The primary question that academics Sergei Guriev and Daniel Treisman seek to answer in “How Modern Dictators Survive: An Informational Theory of the New Authoritarianism” is the following—how do modern dictators thrive for as long as they do? What intrinsic qualities must dictators convey to the people they seek to control?

When Hitler, Stalin, and Mussolini rose to power, the driving force was one of mass terror coupled with ideology. Today, however, Guriev and Treisman assert that dictators instead convince their populations that they are highly competent leaders through censorship, propaganda cooptation of the elite, and, as a last resort, violent repression. Guriev and Treisman explain that dictators signal their competency by exploiting the “globalized media and sophisticated technology of the 21st century.”

It is therefore unsurprising that autocrats invest heavily in state-sponsored media, propaganda, and media censorship tools in order to signal to the public that their standard of living, as well as their social, political, and economic opportunity, is intact. Instead of abolishing independent media all together, which signals direct repression of speech, modern autocrats seek to limit its use.

For example, Egypt’s deposed autocrat Hosni Mubarak endeavored to crack down on dissent, which was pouring in through audio-visual media outlets, by attempting to create the National Agency for Regulation of Audio and Visual Broadcast. The aim of the new government-regulated media was to provide a policing code of ethics, monitored by both national security and military intelligence officials, used to impose harsh punitive fines on dissidents.

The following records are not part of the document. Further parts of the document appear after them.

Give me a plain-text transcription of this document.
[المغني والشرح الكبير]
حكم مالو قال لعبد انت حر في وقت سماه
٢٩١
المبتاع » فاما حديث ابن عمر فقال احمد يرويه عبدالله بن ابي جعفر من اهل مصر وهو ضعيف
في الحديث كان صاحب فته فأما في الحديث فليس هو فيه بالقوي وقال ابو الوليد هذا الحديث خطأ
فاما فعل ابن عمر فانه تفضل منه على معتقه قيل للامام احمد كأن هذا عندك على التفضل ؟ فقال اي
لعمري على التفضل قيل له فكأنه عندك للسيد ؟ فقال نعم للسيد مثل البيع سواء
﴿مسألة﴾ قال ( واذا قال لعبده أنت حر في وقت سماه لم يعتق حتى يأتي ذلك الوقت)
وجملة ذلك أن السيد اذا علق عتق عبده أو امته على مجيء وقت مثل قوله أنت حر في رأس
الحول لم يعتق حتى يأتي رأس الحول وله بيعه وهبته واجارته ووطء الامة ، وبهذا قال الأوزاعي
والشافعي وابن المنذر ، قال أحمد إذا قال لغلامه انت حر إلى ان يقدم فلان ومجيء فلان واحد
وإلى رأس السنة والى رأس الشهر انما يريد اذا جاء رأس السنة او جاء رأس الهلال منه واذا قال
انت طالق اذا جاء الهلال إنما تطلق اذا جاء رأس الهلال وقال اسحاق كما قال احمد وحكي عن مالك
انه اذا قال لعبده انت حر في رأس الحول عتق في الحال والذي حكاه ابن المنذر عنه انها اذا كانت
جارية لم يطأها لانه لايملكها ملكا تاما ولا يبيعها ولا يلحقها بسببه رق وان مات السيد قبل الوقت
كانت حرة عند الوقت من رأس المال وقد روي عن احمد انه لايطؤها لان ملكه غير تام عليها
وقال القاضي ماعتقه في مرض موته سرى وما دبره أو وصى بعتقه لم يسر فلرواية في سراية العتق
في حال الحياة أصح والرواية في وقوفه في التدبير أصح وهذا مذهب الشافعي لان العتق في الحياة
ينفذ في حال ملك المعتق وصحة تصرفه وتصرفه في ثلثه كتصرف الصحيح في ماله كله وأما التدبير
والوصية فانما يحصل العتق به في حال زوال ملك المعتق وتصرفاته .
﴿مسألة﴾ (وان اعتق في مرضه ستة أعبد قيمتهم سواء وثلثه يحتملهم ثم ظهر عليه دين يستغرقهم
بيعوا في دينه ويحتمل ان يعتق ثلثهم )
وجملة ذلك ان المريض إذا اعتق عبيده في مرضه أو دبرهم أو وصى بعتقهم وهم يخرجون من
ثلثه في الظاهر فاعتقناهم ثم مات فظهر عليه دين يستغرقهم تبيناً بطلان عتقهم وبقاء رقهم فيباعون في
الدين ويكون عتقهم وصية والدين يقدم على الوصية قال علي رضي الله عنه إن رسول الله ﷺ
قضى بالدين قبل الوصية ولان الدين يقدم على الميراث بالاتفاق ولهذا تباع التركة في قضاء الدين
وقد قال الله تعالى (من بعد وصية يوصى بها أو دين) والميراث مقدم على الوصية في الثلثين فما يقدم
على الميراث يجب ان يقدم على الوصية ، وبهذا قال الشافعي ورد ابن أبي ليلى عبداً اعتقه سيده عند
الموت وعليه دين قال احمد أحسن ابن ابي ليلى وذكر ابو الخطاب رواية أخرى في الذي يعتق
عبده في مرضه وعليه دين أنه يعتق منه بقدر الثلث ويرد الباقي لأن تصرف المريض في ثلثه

The despot further advances perceptions of his competency by simulating democracy and coopting the country’s elites through patronage or material benefits. While censorship and cooptation are substitutes for each other, both can act as complements to propaganda. Sergei and Treisman highlight the example of Iran, which has the world’s most stringent limits on internet usage and content but engages in less cooptation of its elite. Conversely, Morocco’s royal family exerts far less control over the internet but finds the cooptation of its elite more effective in creating an air of competency.

But what happens when the modern autocrat’s signals to the public fail? Citizens combine information received from the state media, independent media, and their own quality of life to gauge their leader’s competency. When such information fails to convince them, they engage in an active revolution or uprising to seek an alternative leader. Members of the elite who are not coopted also prefer a new alternative, so long as they have the support of the masses—such was the case in the later stages of the Egyptian uprising. Violent repression is therefore the last resort of the despot whose power is unraveling and who seeks to retain it using brute force and terror.

 

Article Source: How Modern Dictators Survive: An Informational Theory of the New Authoritarianism. Sergei Guriev and Daniel Treisman. NBER Working Paper, April 2015.